Thank you for that. A ton.

Meraki is obviously not following this thread. I spent a lot of time looking for roadmaps and news. They don't want to say "FIPS, the concept breaks our system and putting that burden on every customer for the DoD / DOJ / etc isn't worth it, ever." They should say that.

Cisco should step up and say "ASA and Firepower our our platforms for customers who require FIPS."

I will also be giving up on this, I don't have 15 more months to hope that they support it.

That's your choice. I'll just continue to buy the cheapest FP1010 for FIPS and run Meraki everywhere else until Meraki gets up to speed. I love Meraki and their concepts. Now with the muscle of Cisco, I can wait. I'm patient.

I wish I was in that situation. We aren't in a place where we could run two solutions. 99% of our employees and data requires protection.

I see that the Cisco website shows version 16 of the MX firmware as compliant. I've only seen version 15 so far (beta).

Here is the page on the Cisco site showing version 16 as compliant:

https://www.cisco.com/c/en/us/solutions/industries/government/global-government-certifications/fips-140.html

Is there a "special" beta of version 16 available? Is it perhaps just for some particular physical models?

Thanks

We just need everyone to upgrade to 15.x, then it will become the new stable release, the 14.x train will be dropped, and 16.x will become the new public beta which everyone can use.

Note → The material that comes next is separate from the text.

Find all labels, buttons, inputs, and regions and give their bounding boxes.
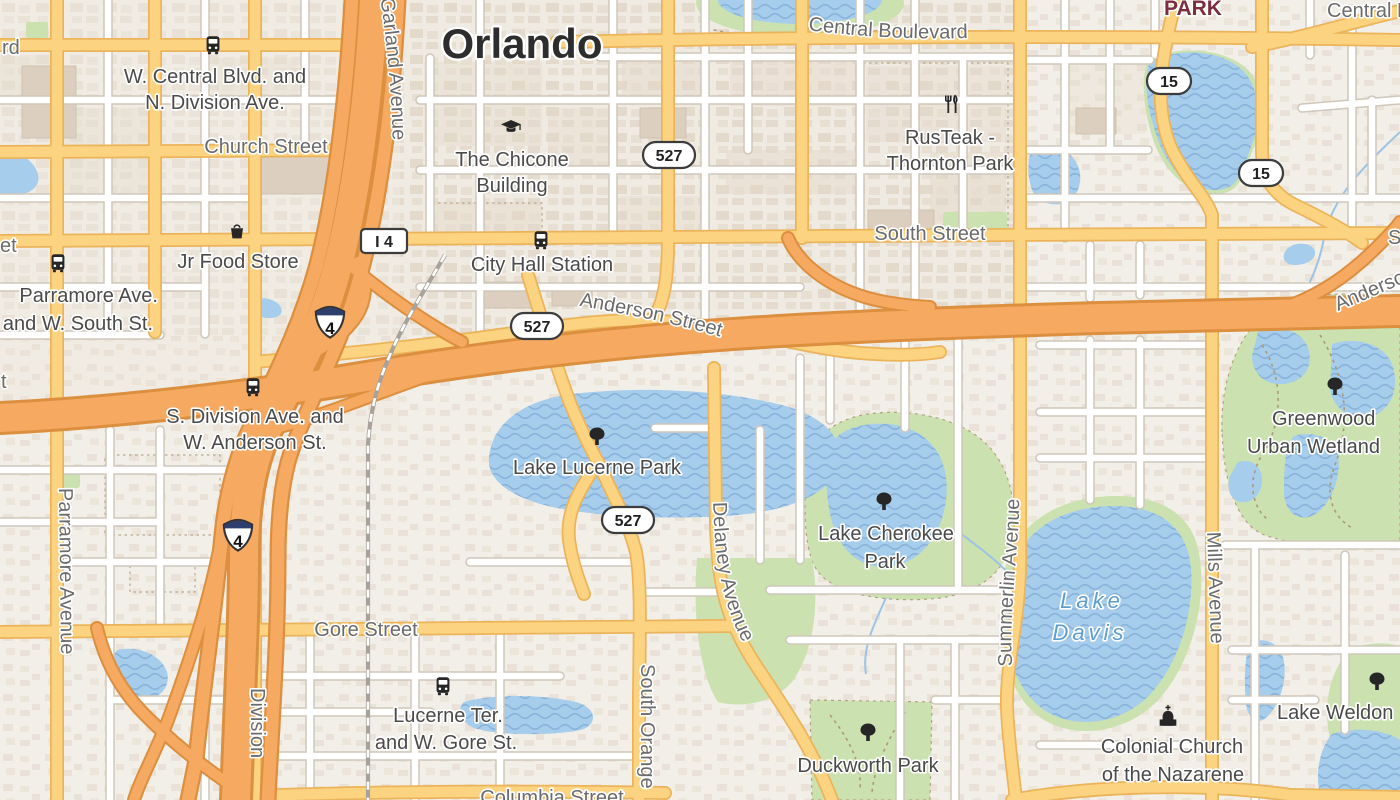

@martins@netxuk.com I see from that link that the next beta for wireless, switching and firewalling are all going to be FIPS compliant.

We're running 27.x on MRs, 14.x on MSs* and 15.x on MXs so if the rest of you all follow, as @Philip D'Ath said, we'll have FIPS compliance all the sooner.

*Not on an L3 stack of 3x MS210s as it is sorely unstable on that configuration as of 14.10.'

I'm really glad we held out for Meraki's FIPS compliancy. This is going to just make everything much nicer in my realm.

Thanks cmr,

I work for a Cisco partner and we run beta versions on most of our own Meraki kit already. Got quite a few customers running version 15 on the MX's too.

I've heard on the grape vine that only certain models of MX are going to be FIPS compliant. Don't know if this is down to the physical encryption processors in use. I'd be very happy to hear anything back from Meraki about this.

@martins@netxuk.com I'd think you'll be correct. I imagine some of the smaller older devices (MX64/65 etc.) will not be able to go to MX16 at all or perhaps only in a limited way.

From my Meraki rep,

Meraki MX450, MX250, and any MX6x will become FIPS compliant, but the rest of the MXs will not. So for instance, the MX84 will never be FIPS compliant.

Thanks LandrinLong,

Yeah those model numbers correspond with what I've heard. Shame about the MX84 and MX100 in particular.

For the MX84 and MX100, they are currently in development for replacements that will be FIPS 140-2 compliant that have similar price points and throughput, but the current MX84 and MX100 will not be unfortunately. At least that is what my reps and Cisco/Meraki engineers are telling me.

I'd hope the replacements are somewhat more performant for a similar cost, especially in terms of raw throughout as that would then be a worthwhile improvement.